Venice isn’t short on beautiful and interesting views. The Grand Canal. St Mark’s Square. Almost any bridge over a canal with a gondola going under it at sunset. It’s an easy city to photograph which is why I found it a complicated city to work in. If everyone is taking the same photo, me included, what’s a good photo in Venice? I didn’t find the answer on my first visit but I felt like I did on my second.
Towards the end of our first visit to Venice I looked up and noticed a washing line hanging out of someones window. Their washing was hanging over the street below. Over my head in fact. One loose peg and I’d be covered in a strangers underwear. I was puzzled this style of drying laundry. On our second visit to Venice I wanted to explore it. I set a brief of any time I saw laundry we’d go down the side street to investigate. At the very least we would see new things.
In the above photo I felt that this captured every day Venice. It shows the functional side of life there. Your back door or kitchen window opens on to the canal.

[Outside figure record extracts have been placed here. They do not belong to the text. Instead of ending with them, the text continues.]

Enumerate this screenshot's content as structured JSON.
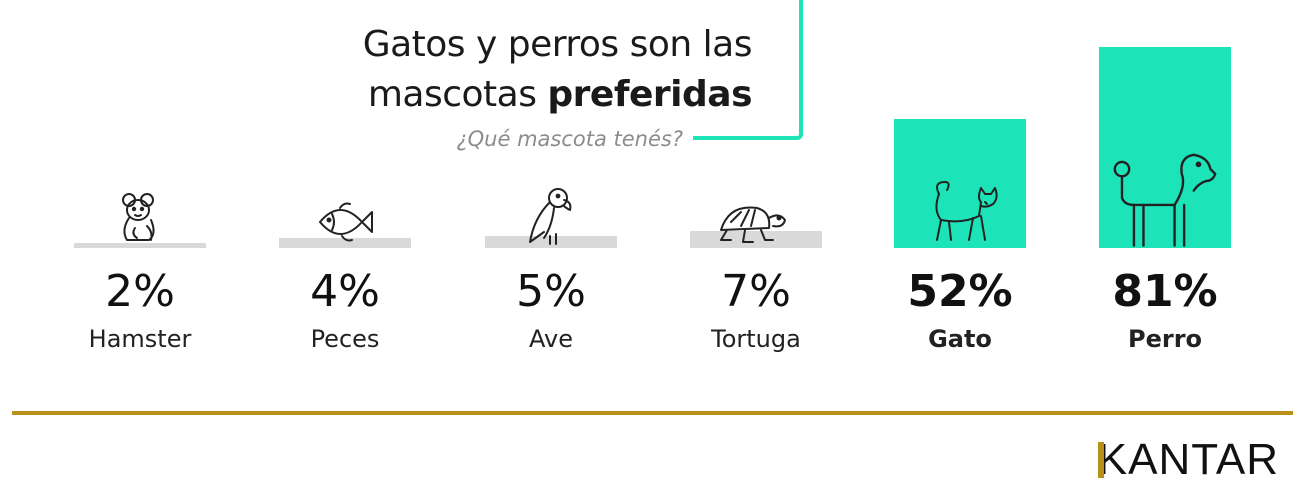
{
  "title": {
    "line1": "Gatos y perros son las",
    "line2_prefix": "mascotas ",
    "line2_bold": "preferidas"
  },
  "subtitle": "¿Qué mascota tenés?",
  "colors": {
    "accent": "#1de3b9",
    "gray_bar": "#d9d9d9",
    "gold": "#b99119",
    "text": "#1a1a1a"
  },
  "brand": {
    "logo": "KANTAR"
  },
  "chart_data": {
    "type": "bar",
    "title": "Gatos y perros son las mascotas preferidas",
    "subtitle": "¿Qué mascota tenés?",
    "categories": [
      "Hamster",
      "Peces",
      "Ave",
      "Tortuga",
      "Gato",
      "Perro"
    ],
    "values": [
      2,
      4,
      5,
      7,
      52,
      81
    ],
    "value_labels": [
      "2%",
      "4%",
      "5%",
      "7%",
      "52%",
      "81%"
    ],
    "highlighted": [
      "Gato",
      "Perro"
    ],
    "icons": [
      "hamster-icon",
      "fish-icon",
      "parrot-icon",
      "turtle-icon",
      "cat-icon",
      "dog-icon"
    ],
    "unit": "%",
    "ylim": [
      0,
      100
    ],
    "xlabel": "",
    "ylabel": "",
    "grid": false,
    "legend": "none"
  }
}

Maybe they’re not even the back doors? Maybe these are the fronts of houses? This is the average person’s street not the Grand Canal. It’s beautiful.
I love that we got here just as the evening sunlight was bouncing off a white building to light up the yellow building across the canal. A man sits and enjoys a drink of some sort and the view towards sunset. A single yellow dress, the same yellow as the building opposite it, hangs from the washing line. This is the Venice I enjoyed touring most. It was our adventure around the city. No-one would be looking for these moments and yet they were worth capturing. I felt my photographs had value and meaning to them.